Europa no es capaz de acoger a nadie porque en primer lugar no se acoge a sí misma. No se alberga. No se contiene. Tal es la idea que se va extendiendo acerca de un continente que ni siquiera sabe dónde están sus límites. Ni su esencia. Ni sus intenciones, más allá de obedecer los dictados que surgen desde Alemania.
Europa, pero, ¿qué Europa? ¿Acaso la que nació tras la Revolución Francesa? ¿Libertad, igualdad, fraternidad? ¿Acaso la de la reacción de las potencias absolutistas que quisieron frenar los nuevos aires que se exportaban con Napoleón? Ese movimiento nos trajo a Fernando VII, por cierto, identificación de muchos de los males que nos asolan en España. ¿Qué Europa? ¿La de la guerra entre Francia y Prusia? ¿La que se repartió África y el Oriente como un pastel? ¿La de los Balcanes encendiendo la mecha de la Gran Guerra? ¿La de los fascismos? ¿La de Hitler marchando sobre París y bombardeando Londres? Parece que hay demasiadas Europas, harto antiguas y quizá con un exceso de querellas internas que le imposibilitan el entendimiento.
No hay un proyecto común. Normalmente, las palabras se usan para esconder las carencias, y hay que recordar que durante mucho tiempo Europa gustó de llamarse a sí misma Mercado Común. Tras la Segunda Guerra Mundial, la Alemania del oeste quedó al amparo de los EEUU y esa tutela inspiró la creación de un bloque donde se fueron uniendo esta Alemania, Francia, Italia, Países Bajos, Luxemburgo y Bélgica. Con el tiempo, llegarían Reino Unido, Irlanda, Dinamarca, Grecia, España, Portugal, la Alemania del este, Austria, Finlandia, Suecia… Se confeccionó un andamiaje económico en el que estaba claro que la fuerza se le cedía a la OTAN, integrándose en ella, de hecho. De modo que, tras la Guerra Fría, ¿qué pasa con Europa? Una ampliación a veintiocho miembros, por ahora, y el euro, que ha arruinado a los países del sur y cuya única misión parece ser la de aplacar el miedo alemán a la inflación.
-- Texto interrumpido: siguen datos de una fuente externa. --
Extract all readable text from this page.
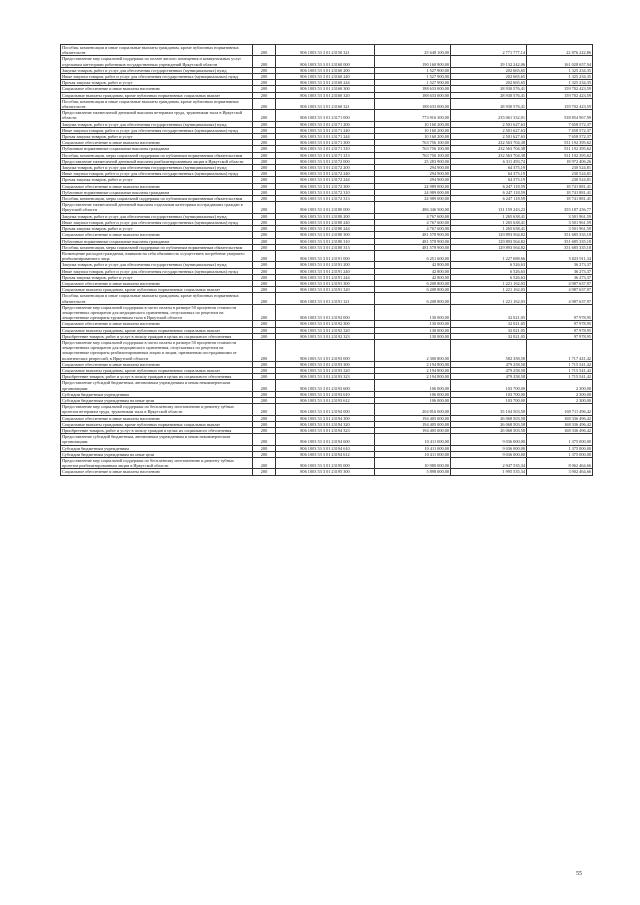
Пособия, компенсации и иные социальные выплаты гражданам, кроме публичных нормативных обязательств	200	806 1003 53 3 01 23150 321	25 648 100,00	2 771 777,14	22 876 222,86
Предоставление мер социальной поддержки по оплате жилого помещения и коммунальных услуг отдельным категориям работников государственных учреждений Иркутской области	200	806 1003 53 3 01 23160 000	190 160 900,00	29 132 242,06	161 028 657,94
Закупка товаров, работ и услуг для обеспечения государственных (муниципальных) нужд	200	806 1003 53 3 01 23160 200	1 527 900,00	202 665,65	1 325 234,35
Иные закупки товаров, работ и услуг для обеспечения государственных (муниципальных) нужд	200	806 1003 53 3 01 23160 240	1 527 900,00	202 665,65	1 325 234,35
Прочая закупка товаров, работ и услуг	200	806 1003 53 3 01 23160 244	1 527 900,00	202 665,65	1 325 234,35
Социальное обеспечение и иные выплаты населению	200	806 1003 53 3 01 23160 300	188 633 000,00	28 930 576,41	159 702 423,59
Социальные выплаты гражданам, кроме публичных нормативных социальных выплат	200	806 1003 53 3 01 23160 320	188 633 000,00	28 930 576,41	159 702 423,59
Пособия, компенсации и иные социальные выплаты гражданам, кроме публичных нормативных обязательств	200	806 1003 53 3 01 23160 321	188 633 000,00	28 930 576,41	159 702 423,59
Предоставление ежемесячной денежной выплаты ветеранам труда, труженикам тыла в Иркутской области	200	806 1003 53 3 01 23171 000	773 916 300,00	235 061 332,01	538 854 967,99
Закупка товаров, работ и услуг для обеспечения государственных (муниципальных) нужд	200	806 1003 53 3 01 23171 200	10 160 200,00	2 501 627,63	7 658 572,37
Иные закупки товаров, работ и услуг для обеспечения государственных (муниципальных) нужд	200	806 1003 53 3 01 23171 240	10 160 200,00	2 501 627,63	7 658 572,37
Прочая закупка товаров, работ и услуг	200	806 1003 53 3 01 23171 244	10 160 200,00	2 501 627,63	7 658 572,37
Социальное обеспечение и иные выплаты населению	200	806 1003 53 3 01 23171 300	763 756 100,00	232 563 704,38	531 192 395,62
Публичные нормативные социальные выплаты гражданам	200	806 1003 53 3 01 23171 310	763 756 100,00	232 563 704,38	531 192 395,62
Пособия, компенсации, меры социальной поддержки по публичным нормативным обязательствам	200	806 1003 53 3 01 23171 313	763 756 100,00	232 563 704,38	531 192 395,62
Предоставление ежемесячной денежной выплаты реабилитированным лицам в Иркутской области	200	806 1003 53 3 01 23172 000	25 283 900,00	6 311 493,74	18 972 406,26
Закупка товаров, работ и услуг для обеспечения государственных (муниципальных) нужд	200	806 1003 53 3 01 23172 200	294 900,00	64 375,19	230 524,81
Иные закупки товаров, работ и услуг для обеспечения государственных (муниципальных) нужд	200	806 1003 53 3 01 23172 240	294 900,00	64 375,19	230 524,81
Прочая закупка товаров, работ и услуг	200	806 1003 53 3 01 23172 244	294 900,00	64 375,19	230 524,81
Социальное обеспечение и иные выплаты населению	200	806 1003 53 3 01 23172 300	24 989 000,00	6 247 118,59	18 741 881,41
Публичные нормативные социальные выплаты гражданам	200	806 1003 53 3 01 23172 310	24 989 000,00	6 247 118,59	18 741 881,41
Пособия, компенсации, меры социальной поддержки по публичным нормативным обязательствам	200	806 1003 53 3 01 23172 313	24 989 000,00	6 247 118,59	18 741 881,41
Предоставление ежемесячной денежной выплаты отдельным категориям пострадавших граждан в Иркутской области	200	806 1003 53 3 01 23180 000	486 346 500,00	131 159 243,23	355 187 256,77
Закупка товаров, работ и услуг для обеспечения государственных (муниципальных) нужд	200	806 1003 53 3 01 23180 200	4 767 600,00	1 265 638,41	3 501 961,59
Иные закупки товаров, работ и услуг для обеспечения государственных (муниципальных) нужд	200	806 1003 53 3 01 23180 240	4 767 600,00	1 265 638,41	3 501 961,59
Прочая закупка товаров, работ и услуг	200	806 1003 53 3 01 23180 244	4 767 600,00	1 265 638,41	3 501 961,59
Социальное обеспечение и иные выплаты населению	200	806 1003 53 3 01 23180 300	481 578 900,00	129 893 564,82	351 685 335,18
Публичные нормативные социальные выплаты гражданам	200	806 1003 53 3 01 23180 310	481 578 900,00	129 893 564,82	351 685 335,18
Пособия, компенсации, меры социальной поддержки по публичным нормативным обязательствам	200	806 1003 53 3 01 23180 313	481 578 900,00	129 893 564,82	351 685 335,18
Возмещение расходов гражданам, взявшим на себя обязанность осуществить погребение умершего реабилитированного лица	200	806 1003 53 3 01 23191 000	6 251 600,00	1 227 688,66	5 023 911,34
Закупка товаров, работ и услуг для обеспечения государственных (муниципальных) нужд	200	806 1003 53 3 01 23191 200	42 800,00	6 526,63	36 273,37
Иные закупки товаров, работ и услуг для обеспечения государственных (муниципальных) нужд	200	806 1003 53 3 01 23191 240	42 800,00	6 526,63	36 273,37
Прочая закупка товаров, работ и услуг	200	806 1003 53 3 01 23191 244	42 800,00	6 526,63	36 273,37
Социальное обеспечение и иные выплаты населению	200	806 1003 53 3 01 23191 300	6 208 800,00	1 221 162,03	4 987 637,97
Социальные выплаты гражданам, кроме публичных нормативных социальных выплат	200	806 1003 53 3 01 23191 320	6 208 800,00	1 221 162,03	4 987 637,97
Пособия, компенсации и иные социальные выплаты гражданам, кроме публичных нормативных обязательств	200	806 1003 53 3 01 23191 321	6 208 800,00	1 221 162,03	4 987 637,97
Предоставление мер социальной поддержки в части оплаты в размере 50 процентов стоимости лекарственных препаратов для медицинского применения, отпускаемых по рецептам на лекарственные препараты труженикам тыла в Иркутской области	200	806 1003 53 3 01 23192 000	130 000,00	32 021,05	97 978,95
Социальное обеспечение и иные выплаты населению	200	806 1003 53 3 01 23192 300	130 000,00	32 021,05	97 978,95
Социальные выплаты гражданам, кроме публичных нормативных социальных выплат	200	806 1003 53 3 01 23192 320	130 000,00	32 021,05	97 978,95
Приобретение товаров, работ и услуг в пользу граждан в целях их социального обеспечения	200	806 1003 53 3 01 23192 323	130 000,00	32 021,05	97 978,95
Предоставление мер социальной поддержки в части оплаты в размере 50 процентов стоимости лекарственных препаратов для медицинского применения, отпускаемых по рецептам на лекарственные препараты реабилитированным лицам и лицам, признанным пострадавшими от политических репрессий, в Иркутской области	200	806 1003 53 3 01 23193 000	2 300 800,00	582 358,58	1 717 441,42
Социальное обеспечение и иные выплаты населению	200	806 1003 53 3 01 23193 300	2 194 800,00	479 258,58	1 715 541,42
Социальные выплаты гражданам, кроме публичных нормативных социальных выплат	200	806 1003 53 3 01 23193 320	2 194 800,00	479 258,58	1 715 541,42
Приобретение товаров, работ и услуг в пользу граждан в целях их социального обеспечения	200	806 1003 53 3 01 23193 323	2 194 800,00	479 258,58	1 715 541,42
Предоставление субсидий бюджетным, автономным учреждениям и иным некоммерческим организациям	200	806 1003 53 3 01 23193 600	106 000,00	103 700,00	2 300,00
Субсидии бюджетным учреждениям	200	806 1003 53 3 01 23193 610	106 000,00	103 700,00	2 300,00
Субсидии бюджетным учреждениям на иные цели	200	806 1003 53 3 01 23193 612	106 000,00	103 700,00	2 300,00
Предоставление мер социальной поддержки по бесплатному изготовлению и ремонту зубных протезов ветеранам труда, труженикам тыла в Иркутской области	200	806 1003 53 3 01 23194 000	204 816 000,00	35 104 503,58	169 711 496,42
Социальное обеспечение и иные выплаты населению	200	806 1003 53 3 01 23194 300	194 405 000,00	26 068 503,58	168 336 496,42
Социальные выплаты гражданам, кроме публичных нормативных социальных выплат	200	806 1003 53 3 01 23194 320	194 405 000,00	26 068 503,58	168 336 496,42
Приобретение товаров, работ и услуг в пользу граждан в целях их социального обеспечения	200	806 1003 53 3 01 23194 323	194 405 000,00	26 068 503,58	168 336 496,42
Предоставление субсидий бюджетным, автономным учреждениям и иным некоммерческим организациям	200	806 1003 53 3 01 23194 600	10 411 000,00	9 036 000,00	1 375 000,00
Субсидии бюджетным учреждениям	200	806 1003 53 3 01 23194 610	10 411 000,00	9 036 000,00	1 375 000,00
Субсидии бюджетным учреждениям на иные цели	200	806 1003 53 3 01 23194 612	10 411 000,00	9 036 000,00	1 375 000,00
Предоставление мер социальной поддержки по бесплатному изготовлению и ремонту зубных протезов реабилитированным лицам в Иркутской области	200	806 1003 53 3 01 23195 000	10 980 000,00	2 947 535,34	8 062 464,66
Социальное обеспечение и иные выплаты населению	200	806 1003 53 3 01 23195 300	5 898 000,00	1 995 535,34	3 902 464,66
55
Europa no sabe ni dónde empieza ni adónde va. Se está desmembrando y es curioso, porque nunca ha estado unida. Se está separando, cuando quizá su problema es estar demasiado próxima de sí misma. Se está arruinando, cuando la pobreza ya afecta a gran parte de su población. Es una gran paradoja: la de la propia existencia. El miedo a que se desintegre, que se lo digan a los griegos, no evitará que todo el solar regrese a la condición de patio de vecinos donde cada uno cierra su puerta y desconfía del de al lado. El mundo es de EEUU, y quizá algo de China. Europa no ha sabido o no ha querido ser. Y, por tanto, no será. No sabemos qué tal se hubiesen dado las cosas en caso de haber existido una voluntad política, social y constructiva para aunar un continente y ponerlo al servicio de su población. Quizá nos han faltado grandes praderas donde correr y tender trenes y sueños. Europa ha sido raptada. Pero por sí misma. Disfrutemos de las catedrales, del Coliseo, de la Alhambra, del Partenón y de la Alfama, mientras sigan en pie.